LE P. ANTOINE ERDEL
Décédé à Langonnet,le 10 septembre 1910,
à l'âge de 85 ans.
(Not Biog. V p. 189-192)

Le F. Antoine était Luxembourgeois d'origine. Il naquit le 9 février 1825 à Scheidel, commune de Bourscheid, dans le Grand Duché du Luxembourg. Comment connut-il la Congrégation, lui, ainsi que son frère, le P. Bernard Erdel Rien ne l'indique. Il est intéressant de relever dans Une lettre où il sollicite la permission d'aller régler sur place quelques affaires de famille, le principal motif qu'il allègue : faire connaître la Congrégation ; car, dit-il : « Nous sommes, mon frère et moi, les seuls de notre pays qui lui appartenions; et elle n'est pas connue chez nous. » (Lettre du 21 mars 1869.)

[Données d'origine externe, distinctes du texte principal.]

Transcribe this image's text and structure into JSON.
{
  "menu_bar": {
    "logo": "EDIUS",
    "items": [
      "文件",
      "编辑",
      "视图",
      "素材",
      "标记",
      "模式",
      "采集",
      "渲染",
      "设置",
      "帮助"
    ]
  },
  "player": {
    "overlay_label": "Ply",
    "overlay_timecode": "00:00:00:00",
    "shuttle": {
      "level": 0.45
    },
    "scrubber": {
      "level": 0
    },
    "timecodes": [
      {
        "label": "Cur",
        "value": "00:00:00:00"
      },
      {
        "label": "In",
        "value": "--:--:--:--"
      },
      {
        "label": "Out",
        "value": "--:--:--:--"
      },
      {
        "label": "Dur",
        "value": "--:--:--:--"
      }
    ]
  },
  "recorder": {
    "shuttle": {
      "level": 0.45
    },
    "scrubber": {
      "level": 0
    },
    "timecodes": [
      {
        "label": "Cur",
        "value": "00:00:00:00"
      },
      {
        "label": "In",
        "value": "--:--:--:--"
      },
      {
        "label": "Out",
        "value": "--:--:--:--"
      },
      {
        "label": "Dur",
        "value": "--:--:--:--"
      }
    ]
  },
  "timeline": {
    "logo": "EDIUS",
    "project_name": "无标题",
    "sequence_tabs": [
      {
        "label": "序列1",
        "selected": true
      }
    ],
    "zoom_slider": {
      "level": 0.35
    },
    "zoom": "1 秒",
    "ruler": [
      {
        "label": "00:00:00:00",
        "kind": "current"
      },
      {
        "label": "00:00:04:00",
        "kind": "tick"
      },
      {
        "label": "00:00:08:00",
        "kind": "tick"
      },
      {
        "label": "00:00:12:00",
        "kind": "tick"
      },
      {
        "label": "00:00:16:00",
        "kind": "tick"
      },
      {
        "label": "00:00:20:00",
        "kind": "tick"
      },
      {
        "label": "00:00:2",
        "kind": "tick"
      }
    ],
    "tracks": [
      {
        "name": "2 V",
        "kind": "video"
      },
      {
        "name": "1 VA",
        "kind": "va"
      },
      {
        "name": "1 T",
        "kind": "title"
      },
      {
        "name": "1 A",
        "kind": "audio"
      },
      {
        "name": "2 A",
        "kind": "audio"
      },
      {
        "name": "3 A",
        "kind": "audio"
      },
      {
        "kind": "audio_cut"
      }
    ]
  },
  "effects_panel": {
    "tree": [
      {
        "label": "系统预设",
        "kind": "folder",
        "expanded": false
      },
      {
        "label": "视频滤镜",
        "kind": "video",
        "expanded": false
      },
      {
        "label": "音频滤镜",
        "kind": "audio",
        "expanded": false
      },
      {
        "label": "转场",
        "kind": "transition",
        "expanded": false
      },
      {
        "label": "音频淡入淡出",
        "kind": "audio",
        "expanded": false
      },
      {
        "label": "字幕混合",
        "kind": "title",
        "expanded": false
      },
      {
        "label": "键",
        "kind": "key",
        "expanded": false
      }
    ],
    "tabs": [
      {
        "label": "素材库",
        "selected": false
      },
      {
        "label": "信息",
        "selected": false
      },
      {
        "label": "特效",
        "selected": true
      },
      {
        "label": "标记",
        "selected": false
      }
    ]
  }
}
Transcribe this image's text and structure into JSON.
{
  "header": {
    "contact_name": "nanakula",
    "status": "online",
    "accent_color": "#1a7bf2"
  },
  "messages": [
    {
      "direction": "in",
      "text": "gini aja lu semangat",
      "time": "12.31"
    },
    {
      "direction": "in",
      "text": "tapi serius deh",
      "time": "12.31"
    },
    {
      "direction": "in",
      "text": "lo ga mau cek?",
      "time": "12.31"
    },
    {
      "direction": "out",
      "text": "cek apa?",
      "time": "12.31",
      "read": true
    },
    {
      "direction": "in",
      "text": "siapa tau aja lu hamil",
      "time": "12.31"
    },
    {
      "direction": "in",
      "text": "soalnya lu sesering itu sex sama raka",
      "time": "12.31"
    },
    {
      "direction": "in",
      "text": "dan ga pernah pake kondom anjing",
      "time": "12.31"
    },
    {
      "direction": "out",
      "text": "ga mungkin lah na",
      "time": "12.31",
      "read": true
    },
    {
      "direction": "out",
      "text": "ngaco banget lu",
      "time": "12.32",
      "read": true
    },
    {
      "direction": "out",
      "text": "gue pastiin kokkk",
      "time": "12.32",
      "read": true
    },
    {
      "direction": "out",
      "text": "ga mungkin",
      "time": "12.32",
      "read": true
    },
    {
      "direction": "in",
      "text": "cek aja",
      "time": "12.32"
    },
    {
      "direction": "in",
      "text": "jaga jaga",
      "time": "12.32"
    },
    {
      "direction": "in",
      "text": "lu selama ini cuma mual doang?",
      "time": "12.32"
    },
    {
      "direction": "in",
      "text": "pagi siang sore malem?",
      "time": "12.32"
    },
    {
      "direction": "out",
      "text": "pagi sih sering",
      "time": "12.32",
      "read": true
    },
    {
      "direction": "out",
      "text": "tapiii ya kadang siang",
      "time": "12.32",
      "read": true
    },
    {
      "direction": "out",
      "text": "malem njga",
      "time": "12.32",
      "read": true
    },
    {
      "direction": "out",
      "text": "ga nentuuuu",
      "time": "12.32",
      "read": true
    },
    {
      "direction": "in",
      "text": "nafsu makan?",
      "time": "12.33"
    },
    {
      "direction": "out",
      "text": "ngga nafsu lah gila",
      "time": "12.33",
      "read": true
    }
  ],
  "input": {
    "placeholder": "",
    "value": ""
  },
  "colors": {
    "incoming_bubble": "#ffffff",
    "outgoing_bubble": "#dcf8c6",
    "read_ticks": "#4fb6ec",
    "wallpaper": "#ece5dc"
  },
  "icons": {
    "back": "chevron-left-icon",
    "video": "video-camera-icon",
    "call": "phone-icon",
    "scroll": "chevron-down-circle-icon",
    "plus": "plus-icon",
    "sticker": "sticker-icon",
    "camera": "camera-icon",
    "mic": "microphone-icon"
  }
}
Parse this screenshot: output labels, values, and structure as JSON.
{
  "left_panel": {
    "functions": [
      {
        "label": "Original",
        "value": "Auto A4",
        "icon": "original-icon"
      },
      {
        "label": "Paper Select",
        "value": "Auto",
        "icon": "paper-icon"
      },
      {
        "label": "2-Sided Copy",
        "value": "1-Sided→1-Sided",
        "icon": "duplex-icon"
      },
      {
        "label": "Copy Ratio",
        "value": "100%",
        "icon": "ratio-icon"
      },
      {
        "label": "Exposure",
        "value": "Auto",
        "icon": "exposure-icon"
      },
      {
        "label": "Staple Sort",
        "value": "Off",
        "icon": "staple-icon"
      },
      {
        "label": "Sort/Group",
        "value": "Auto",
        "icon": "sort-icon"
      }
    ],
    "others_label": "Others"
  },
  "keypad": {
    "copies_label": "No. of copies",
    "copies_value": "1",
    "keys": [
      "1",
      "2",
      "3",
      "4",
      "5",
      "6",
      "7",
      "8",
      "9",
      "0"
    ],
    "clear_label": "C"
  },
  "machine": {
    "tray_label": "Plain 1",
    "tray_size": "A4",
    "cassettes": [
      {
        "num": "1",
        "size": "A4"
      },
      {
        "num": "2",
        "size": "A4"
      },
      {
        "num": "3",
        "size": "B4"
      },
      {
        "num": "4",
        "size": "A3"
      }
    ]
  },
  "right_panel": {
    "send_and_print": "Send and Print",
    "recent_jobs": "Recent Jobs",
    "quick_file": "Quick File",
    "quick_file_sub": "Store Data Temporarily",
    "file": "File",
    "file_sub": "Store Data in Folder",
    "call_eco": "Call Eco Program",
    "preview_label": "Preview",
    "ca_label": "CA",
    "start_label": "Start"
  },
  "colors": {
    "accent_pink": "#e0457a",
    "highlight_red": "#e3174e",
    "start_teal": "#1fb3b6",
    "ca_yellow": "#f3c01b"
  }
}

Pensée bien louable, dont on ne saurait trop s'inspirer dans des circonstances semblables, pour une fervente quoique toujours discrète propagande, en faveur de notre cher Institut. On ne peut relever ni la date précise de son oblation, ni celle de sa profession. Celle-ci cependant est mise par le Bulletin à l'année 1957, sans indication de jour.

En même temps que lui, émettait ses premiers voeux le Y. Bernard­-Marie Erdel. Et au même jour, 28 août 1860, tous les deux étaient admis, aux voeux perpétuels; mais lui à Notre-Dame de Langonnet, tandis que son frère se trouvait à l'île Bourbon, à la communauté de la Providence.

De Langonnet où il avait été placé dès le commencement, le F. Antoine fut. envoyé à Chevilly en 1864. C'était le moment où l'on s'installait dans la communauté nouvelle du Saint-Coeur de Marie. Il était menuisier de son état, et il avait jusque-là été employé comme tel à Langonnet. On comprend le travail considérable qu'il eut à fournir et les précieux services qu'il rendit à Chevilly, dans ces premières années où tout était à faire. .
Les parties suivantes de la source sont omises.